Zuerst gings an dem Carl Hagenbeck-Denkmal (mit einem Löwen[1]) und an den Papageien vorbei zum Vogelparadies und der afrikanischen Steppenlandschaft. Hier waren lauter Vögel, die frei herumflogen (Marabus, Kraniche, Pelikane usw.). In der Steppenlandschaft liefen Zebras, Antilopen und andere Grasfresser frei umher. Die Antilopen waren so zahm, daß man sie an den Hörnern packen konnte, ohne daß sie was taten. Nun gings zur Löwenschlucht. Hier lag ein großer Löwe und mehrere Löwinnen. Die andern hatten sich versteckt. Die Löwen waren nur durch einen tiefen, breiten Graben von uns getrennt. Wenn man von weitem hinsah, meinte man, die Tiere liefen vollständig frei umher. Von hier gings an den Tharfelsen[2], wo Gemsen und fremde (und andere numidische [nubische]) Ziegenarten hausen und den wir bestiegen, vorbei zum Nordlandpanorama.[3] Dort fielen uns zuerst in der ziemlich hohen Schlucht die Eisbären (siehe Bilder) auf. Dann sahen wir die Walrosse, Seelöwen und See-Elefanten.[4] Diese (2,50 Zentner schweren Tiere) wurden gerade gefüttert. Jetzt gings zur Wirtschaft, wo Willi und ich zu den mitgebrachten Butterbroten jeder eineinhalb Flaschen Brauselimonade bestellten.

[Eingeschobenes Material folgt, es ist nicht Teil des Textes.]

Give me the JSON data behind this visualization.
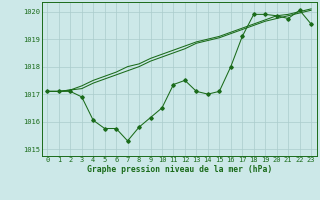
{
  "background_color": "#cce8e8",
  "grid_color": "#aacccc",
  "line_color": "#1a6b1a",
  "spine_color": "#1a6b1a",
  "title": "Graphe pression niveau de la mer (hPa)",
  "xlim": [
    -0.5,
    23.5
  ],
  "ylim": [
    1014.75,
    1020.35
  ],
  "yticks": [
    1015,
    1016,
    1017,
    1018,
    1019,
    1020
  ],
  "xticks": [
    0,
    1,
    2,
    3,
    4,
    5,
    6,
    7,
    8,
    9,
    10,
    11,
    12,
    13,
    14,
    15,
    16,
    17,
    18,
    19,
    20,
    21,
    22,
    23
  ],
  "series1_x": [
    0,
    1,
    2,
    3,
    4,
    5,
    6,
    7,
    8,
    9,
    10,
    11,
    12,
    13,
    14,
    15,
    16,
    17,
    18,
    19,
    20,
    21,
    22,
    23
  ],
  "series1_y": [
    1017.1,
    1017.1,
    1017.1,
    1016.9,
    1016.05,
    1015.75,
    1015.75,
    1015.3,
    1015.8,
    1016.15,
    1016.5,
    1017.35,
    1017.5,
    1017.1,
    1017.0,
    1017.1,
    1018.0,
    1019.1,
    1019.9,
    1019.9,
    1019.85,
    1019.75,
    1020.05,
    1019.55
  ],
  "series2_x": [
    0,
    1,
    2,
    3,
    4,
    5,
    6,
    7,
    8,
    9,
    10,
    11,
    12,
    13,
    14,
    15,
    16,
    17,
    18,
    19,
    20,
    21,
    22,
    23
  ],
  "series2_y": [
    1017.1,
    1017.1,
    1017.15,
    1017.2,
    1017.4,
    1017.55,
    1017.7,
    1017.85,
    1018.0,
    1018.2,
    1018.35,
    1018.5,
    1018.65,
    1018.85,
    1018.95,
    1019.05,
    1019.2,
    1019.35,
    1019.5,
    1019.65,
    1019.75,
    1019.85,
    1019.95,
    1020.05
  ],
  "series3_x": [
    0,
    1,
    2,
    3,
    4,
    5,
    6,
    7,
    8,
    9,
    10,
    11,
    12,
    13,
    14,
    15,
    16,
    17,
    18,
    19,
    20,
    21,
    22,
    23
  ],
  "series3_y": [
    1017.1,
    1017.1,
    1017.15,
    1017.3,
    1017.5,
    1017.65,
    1017.8,
    1018.0,
    1018.1,
    1018.3,
    1018.45,
    1018.6,
    1018.75,
    1018.9,
    1019.0,
    1019.1,
    1019.25,
    1019.4,
    1019.55,
    1019.7,
    1019.85,
    1019.9,
    1020.0,
    1020.1
  ],
  "title_fontsize": 5.8,
  "tick_fontsize": 5.0,
  "lw": 0.75,
  "ms": 1.8
}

Nun sahen wir, wie die Robben gefüttert wurden. Sie bekamen jeder Fische und Arznei. Jetzt gings den „Berg“ herauf zu den Rentieren. Von dort zu den Pinguinen, ganz putzige Tierchen. Jetzt war das Nordlandpanorama gesehen. Wir sahen noch Strauße, Schlangen (Reptilienhaus) und Krokodile, Känguruhs und Giraffen, Rinder, Eber und Kamele. Nun gings zum Raubtierhaus, wo Löwen und Tiger zu sehen waren. Vor ihm waren Affen, Leoparden, Jaguare, Iltisse, Fuchsarten und andere. Von dort zu den Elefanten (riesige Tiere). An der Völkerschau vorbei, wo Neger ihr Leben trieben[5] und über die japanische Brücke (rot) und an der Tempelruine vorbei, gings zum Teich, in dem und an dessen Ufern vorsintflutliche Tiere in Stein waren. Manche sahen fast wie lebend aus. Sofort dabei war ein Spielplatz, wo wir uns ausruhten und spielten. Noch kurz sahen wir den Raubvogelkäfig und heidnische Götterfiguren in Bäume eingeschnitzt. Um kurz vor 20.00 Uhr gings zur Hochbahnhaltestelle (20 Minuten entfernt), von wo wir bis zur [Großen] Michaeliskirche fuhren.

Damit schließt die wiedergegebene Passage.